Una inchiesta “umanamente devastante”, l’ha definita il Procuratore di Reggio Emilia Marco Mescolini, perché a fare le spese di presunte operazioni illecite sono in questo caso ragazzi minorenni. Ma nell’insieme le cinque inchieste del primo semestre 2019 sono anche “politicamente devastanti”, perché incrinano la fiducia della gente verso un sistema locale di governo che fatica ad ammettere gli errori, a isolare il malaffare e a conservare la fiducia dei cittadini.
A commento delle diverse vicende giudiziarie che hanno toccato Reggio Emilia in molti, responsabili di ruoli politici o amministrativi, esprimono spesso “piena fiducia” verso i colleghi indagati, definiti “brave persone”, e contemporanea “fiducia assoluta” nella magistratura. Non è una contraddizione, se il concetto di “brave persone” prescinde dal rispetto delle norme e dei doveri.
A febbraio, quando 18 dirigenti del Comune di Reggio vennero indagati per falso ideologico e abuso d’ufficio, il vicesindaco Matteo Sassi, poi indagato, commentò: “Qualcuno di loro andrebbe sospeso; hanno tramato per non fare aggiornare il regolamento”. Se qualcuno andava sospeso, chi doveva farlo se non gli amministratori in carica? L’impressione complessiva è che la politica in questa provincia abbia abdicato al suo ruolo di indirizzo ma anche e soprattutto di controllo.

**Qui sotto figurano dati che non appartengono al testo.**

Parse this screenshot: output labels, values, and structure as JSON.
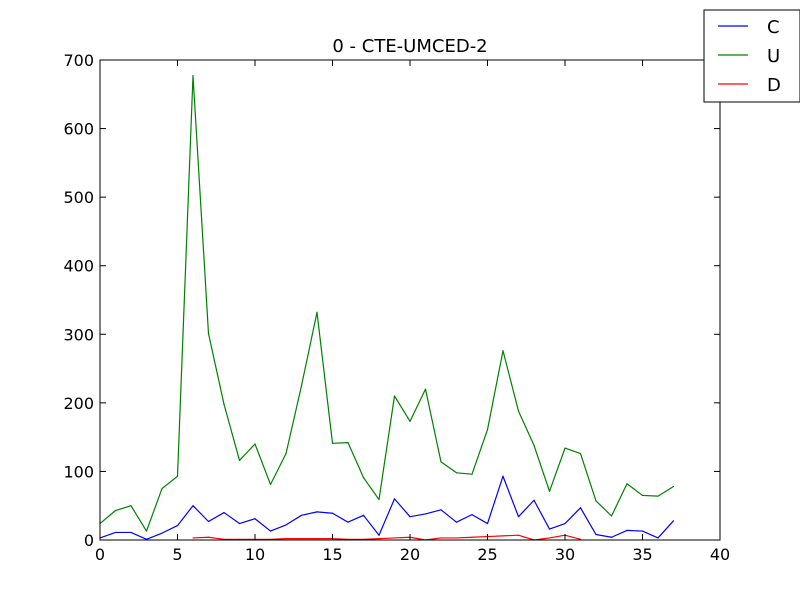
{
  "chart_data": {
    "type": "line",
    "title": "0 - CTE-UMCED-2",
    "xlabel": "",
    "ylabel": "",
    "xlim": [
      0,
      40
    ],
    "ylim": [
      0,
      700
    ],
    "x_ticks": [
      "0",
      "5",
      "10",
      "15",
      "20",
      "25",
      "30",
      "35",
      "40"
    ],
    "y_ticks": [
      "0",
      "100",
      "200",
      "300",
      "400",
      "500",
      "600",
      "700"
    ],
    "grid": false,
    "legend_position": "top-right",
    "series": [
      {
        "name": "C",
        "color": "#0000ff",
        "x": [
          0,
          1,
          2,
          3,
          4,
          5,
          6,
          7,
          8,
          9,
          10,
          11,
          12,
          13,
          14,
          15,
          16,
          17,
          18,
          19,
          20,
          21,
          22,
          23,
          24,
          25,
          26,
          27,
          28,
          29,
          30,
          31,
          32,
          33,
          34,
          35,
          36,
          37
        ],
        "values": [
          3,
          11,
          11,
          1,
          10,
          21,
          50,
          27,
          40,
          24,
          31,
          13,
          22,
          36,
          41,
          39,
          26,
          36,
          7,
          60,
          34,
          38,
          44,
          26,
          37,
          24,
          93,
          34,
          58,
          16,
          24,
          47,
          8,
          4,
          14,
          13,
          3,
          28
        ]
      },
      {
        "name": "U",
        "color": "#008000",
        "x": [
          0,
          1,
          2,
          3,
          4,
          5,
          6,
          7,
          8,
          9,
          10,
          11,
          12,
          13,
          14,
          15,
          16,
          17,
          18,
          19,
          20,
          21,
          22,
          23,
          24,
          25,
          26,
          27,
          28,
          29,
          30,
          31,
          32,
          33,
          34,
          35,
          36,
          37
        ],
        "values": [
          24,
          43,
          50,
          13,
          75,
          93,
          677,
          301,
          198,
          116,
          140,
          81,
          126,
          225,
          332,
          141,
          142,
          91,
          59,
          210,
          173,
          220,
          114,
          98,
          96,
          161,
          276,
          188,
          138,
          71,
          134,
          126,
          57,
          35,
          82,
          65,
          64,
          78
        ]
      },
      {
        "name": "D",
        "color": "#ff0000",
        "x": [
          6,
          7,
          8,
          9,
          10,
          11,
          12,
          13,
          14,
          15,
          16,
          17,
          18,
          19,
          20,
          21,
          22,
          23,
          24,
          25,
          26,
          27,
          28,
          29,
          30,
          31
        ],
        "values": [
          3,
          4,
          1,
          1,
          1,
          1,
          2,
          2,
          2,
          2,
          1,
          1,
          2,
          3,
          4,
          0,
          3,
          3,
          4,
          5,
          6,
          7,
          0,
          3,
          7,
          1
        ]
      }
    ]
  }
}
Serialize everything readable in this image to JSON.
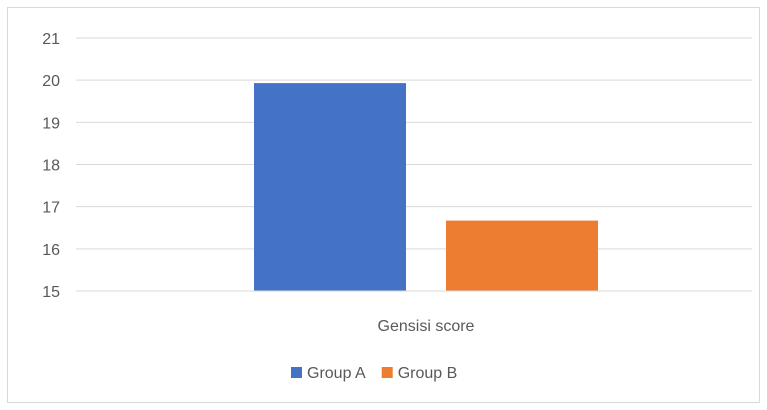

La politica partecipata a Reggio, più ancora che in altri centri emiliano romagnoli, è sempre stata un punto di forza. Un valore capace di produrre risultati eccellenti: dal sistema educativo a servizi sociali e sanitari avanzati, dallo sviluppo della cooperazione al sano confronto tra obbiettivi d’impresa e diritti del lavoro. Oggi tutto ciò sembra essere imploso, la città normalizzata nel silenzio dei commenti affidati ai social, il confronto tra partiti ridotto ad insulti per gli avversari e grande tolleranza verso sé stessi, la dialettica evaporata nell’individualismo, il divario tra il dire e il fare divenuto un abisso in cui si perdono le buone intenzioni.
E quando arrivano le indagini e gli arresti, mai una riflessione critica, mai un contributo al perché e cosa e chi non ha funzionato o non ha impedito che i farabutti prendessero il largo. “Sotto inchiesta ci sono delle persone” ha detto sempre Mescolini in conferenza stampa, “Non c’è il sistema dei servizi”. È evidente, perché l’azione della Procura è repressiva e colpisce le responsabilità individuali o al massimo l’associazione a delinquere (che però nell’inchiesta Angeli&Demoni non è contestata). Ma quell’affermazione non assolve chi ha il dovere di garantire la qualità di quei servizi senza attendere che siano gli arresti o le sentenze penali a dirci che qualcosa non funziona.
A Reggio Emilia fortunatamente tante cose ancora funzionano, ma guai a lasciare che attecchiscano le tre grandi regole dell’omertà nella catena di comando della vita pubblica: a) Se qualcuno sopra di me mi ordina di fare una cosa, la faccio e taccio. b) Se qualcuno al pari a me commette un illecito, non è compito mio denunciarlo. c) Se qualcuno sotto di me mi segnala un illecito, faccio finta di non averlo ascoltato.